The early history includes tale of one uncanny happening that befell the Pilgrims when they went ashore in in the spring of 1621. They had reached the New World the previous November because of a delayed departure, and the early onset of a harsher winter than expected had given them no chance to establish their settlement. They spent that long, miserable winter in the cramped confines of the tiny Mayflower. Illness and near-starvation followed…
By the time spring arrived, nearly half of the settlers and crew had perished. It was shortly afterward that a native stepped out of the forest and the uncanny happening ensued. Rather than fleeing, he raised his hand and greeted them.
He may not have said, “What up, bro?”—but it’s certain that this must have been low on the list of anything the astonished Pilgrims could have expected. Later, the famous native Squanto showed up to explain in detail. He had been kidnapped by slavers years before, taken to Europe, escaped, and eventually returned, where he had shared his adventures (and the odd language of London).

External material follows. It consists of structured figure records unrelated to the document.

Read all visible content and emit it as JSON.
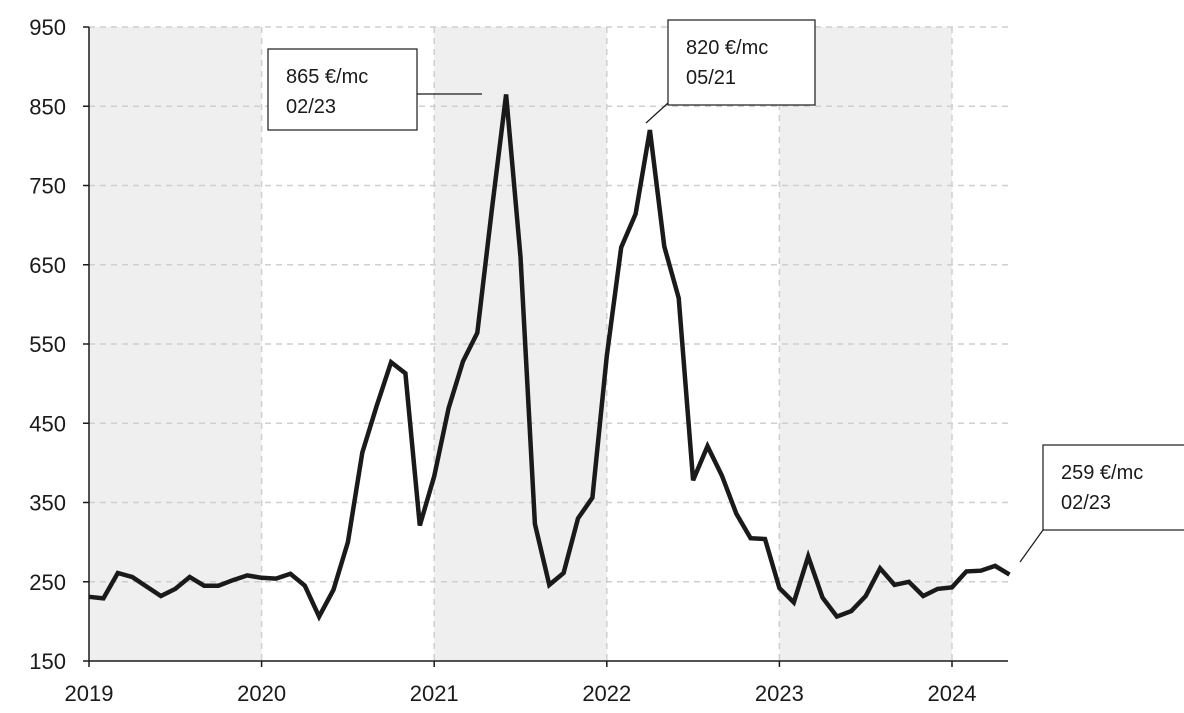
{
  "chart_data": {
    "type": "line",
    "title": "",
    "xlabel": "",
    "ylabel": "",
    "ylim": [
      150,
      950
    ],
    "yticks": [
      150,
      250,
      350,
      450,
      550,
      650,
      750,
      850,
      950
    ],
    "xticks": [
      "2019",
      "2020",
      "2021",
      "2022",
      "2023",
      "2024"
    ],
    "grid": true,
    "legend": "none",
    "colors": {
      "line": "#1a1a1a",
      "shade": "#efefef",
      "grid": "#cfcfcf",
      "axis": "#1a1a1a"
    },
    "series": [
      {
        "x": [
          "2019-01",
          "2019-02",
          "2019-03",
          "2019-04",
          "2019-05",
          "2019-06",
          "2019-07",
          "2019-08",
          "2019-09",
          "2019-10",
          "2019-11",
          "2019-12",
          "2020-01",
          "2020-02",
          "2020-03",
          "2020-04",
          "2020-05",
          "2020-06",
          "2020-07",
          "2020-08",
          "2020-09",
          "2020-10",
          "2020-11",
          "2020-12",
          "2021-01",
          "2021-02",
          "2021-03",
          "2021-04",
          "2021-05",
          "2021-06",
          "2021-07",
          "2021-08",
          "2021-09",
          "2021-10",
          "2021-11",
          "2021-12",
          "2022-01",
          "2022-02",
          "2022-03",
          "2022-04",
          "2022-05",
          "2022-06",
          "2022-07",
          "2022-08",
          "2022-09",
          "2022-10",
          "2022-11",
          "2022-12",
          "2023-01",
          "2023-02",
          "2023-03",
          "2023-04",
          "2023-05",
          "2023-06",
          "2023-07",
          "2023-08",
          "2023-09",
          "2023-10",
          "2023-11",
          "2023-12",
          "2024-01",
          "2024-02",
          "2024-03",
          "2024-04",
          "2024-05"
        ],
        "values": [
          231,
          229,
          261,
          256,
          244,
          232,
          241,
          256,
          245,
          245,
          252,
          258,
          255,
          254,
          260,
          245,
          206,
          240,
          300,
          413,
          472,
          527,
          513,
          321,
          383,
          469,
          528,
          564,
          718,
          865,
          660,
          323,
          246,
          261,
          330,
          356,
          535,
          672,
          714,
          820,
          673,
          608,
          378,
          421,
          384,
          336,
          305,
          304,
          242,
          224,
          282,
          230,
          206,
          213,
          232,
          267,
          246,
          250,
          232,
          241,
          243,
          263,
          264,
          270,
          259
        ]
      }
    ],
    "annotations": [
      {
        "lines": [
          "865 €/mc",
          "02/23"
        ],
        "point_index": 29
      },
      {
        "lines": [
          "820 €/mc",
          "05/21"
        ],
        "point_index": 39
      },
      {
        "lines": [
          "259 €/mc",
          "02/23"
        ],
        "point_index": 64
      }
    ]
  }
}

It turned out to be the beginning of a beautiful relationship. Squanto instructed the settlers in how to grow corn (which probably saved their lives). At any rate, to the pious Pilgrims, it’s small wonder that by the time of the first Thanksgiving celebration, what had at first seemed “a hideous and desolate wilderness” had been transformed into bounteous proof of “the loving God” they had traveled so far to worship in peace.

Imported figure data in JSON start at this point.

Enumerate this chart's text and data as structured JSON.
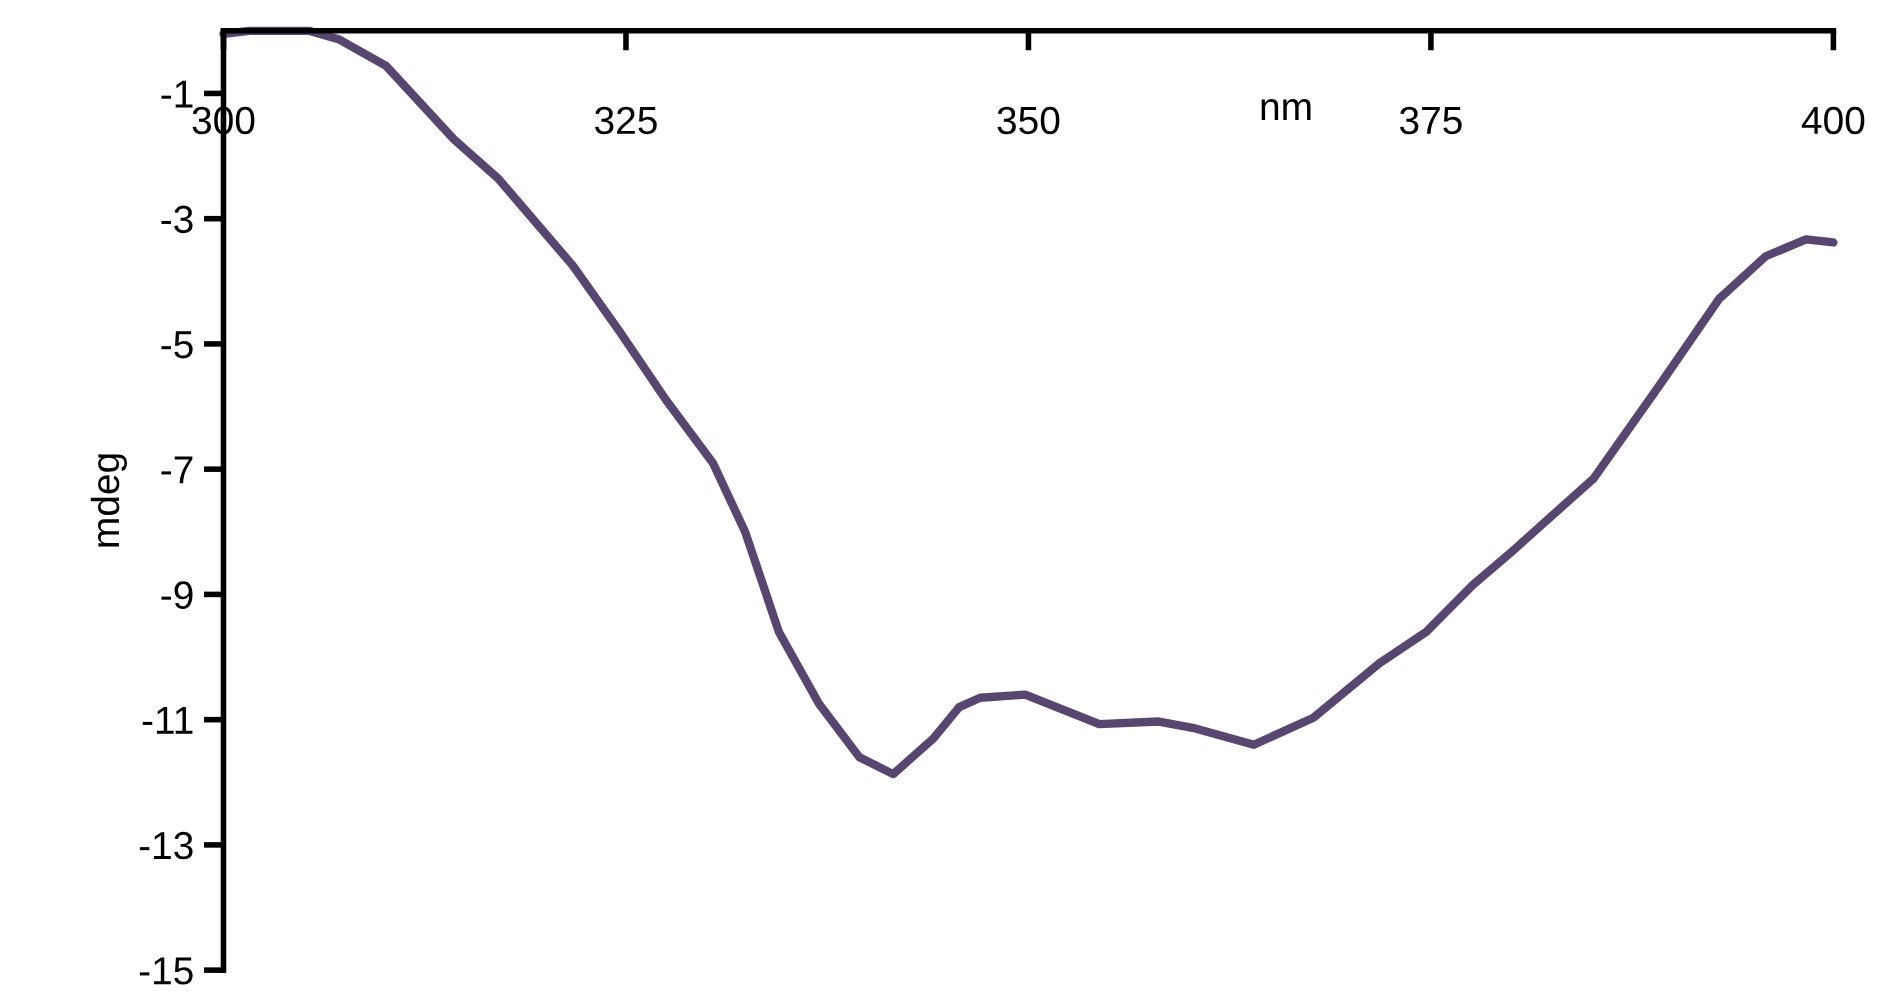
{
  "chart_data": {
    "type": "line",
    "xlabel": "nm",
    "ylabel": "mdeg",
    "xlim": [
      300,
      400
    ],
    "xticks": [
      300,
      325,
      350,
      375,
      400
    ],
    "ylim": [
      -15,
      0
    ],
    "yticks": [
      -1,
      -3,
      -5,
      -7,
      -9,
      -11,
      -13,
      -15
    ],
    "grid": false,
    "marker": "none",
    "line_style": "solid",
    "series": [
      {
        "color": "#574670",
        "x": [
          300,
          301.6,
          305.3,
          307.2,
          310.1,
          314.3,
          317.1,
          321.7,
          324.6,
          327.5,
          330.4,
          332.4,
          334.5,
          337.0,
          339.5,
          341.6,
          344.1,
          345.7,
          347.0,
          349.8,
          354.4,
          358.1,
          360.2,
          364.0,
          367.7,
          371.8,
          374.7,
          377.6,
          380.1,
          385.1,
          389.2,
          392.9,
          395.8,
          398.3,
          400
        ],
        "values": [
          -0.05,
          0,
          0,
          -0.14,
          -0.56,
          -1.73,
          -2.37,
          -3.75,
          -4.8,
          -5.9,
          -6.9,
          -8.0,
          -9.6,
          -10.75,
          -11.6,
          -11.87,
          -11.3,
          -10.8,
          -10.65,
          -10.6,
          -11.07,
          -11.03,
          -11.13,
          -11.4,
          -10.97,
          -10.1,
          -9.6,
          -8.85,
          -8.3,
          -7.15,
          -5.66,
          -4.28,
          -3.6,
          -3.33,
          -3.38
        ]
      }
    ]
  }
}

Today’s family Thanksgiving celebration may now include football (and we now substitute turkey for the eagle and swan that prevailed back then), but the core of Thanksgiving—gratitude—remains. The connection with the lamb happened centuries later.
A young girl named Mary Sawyer had a pet lamb, and one day her brother urged her to take it to her one-room schoolhouse. A visiting college student was an onlooker, and wrote a few lines of a rhyme memorializing the giggling uproar that resulted. The poem survived, and was appended with another stanza by the poet and editor Sarah Josepha Hale. The schoolhouse was purchased by Henry Ford, who moved it to its current location in Sudbury, Massachusetts. The poem was immortalized by Thomas Edison, who recited it as the first demonstration of his new invention, the phonograph. Of course, it’s ‘Mary had a Little Lamb.’
The connection with Thanksgiving is due to Ms. Hale, because it was she who was responsible for the campaign that turned a pious local New England tradition into the national holiday we celebrate every year. She’d had to petition four Presidents before Lincoln finally gave in. Also an accomplished educator (she helped found Vassar College), still remembered for her optimism and faith, added an explanatory final stanza to the poem:
“Why does the lamb love Mary so?” The eager children cry. “Why Mary loves the lamb, you know.” The teacher did reply. You can be sure the Pilgrims would have understood!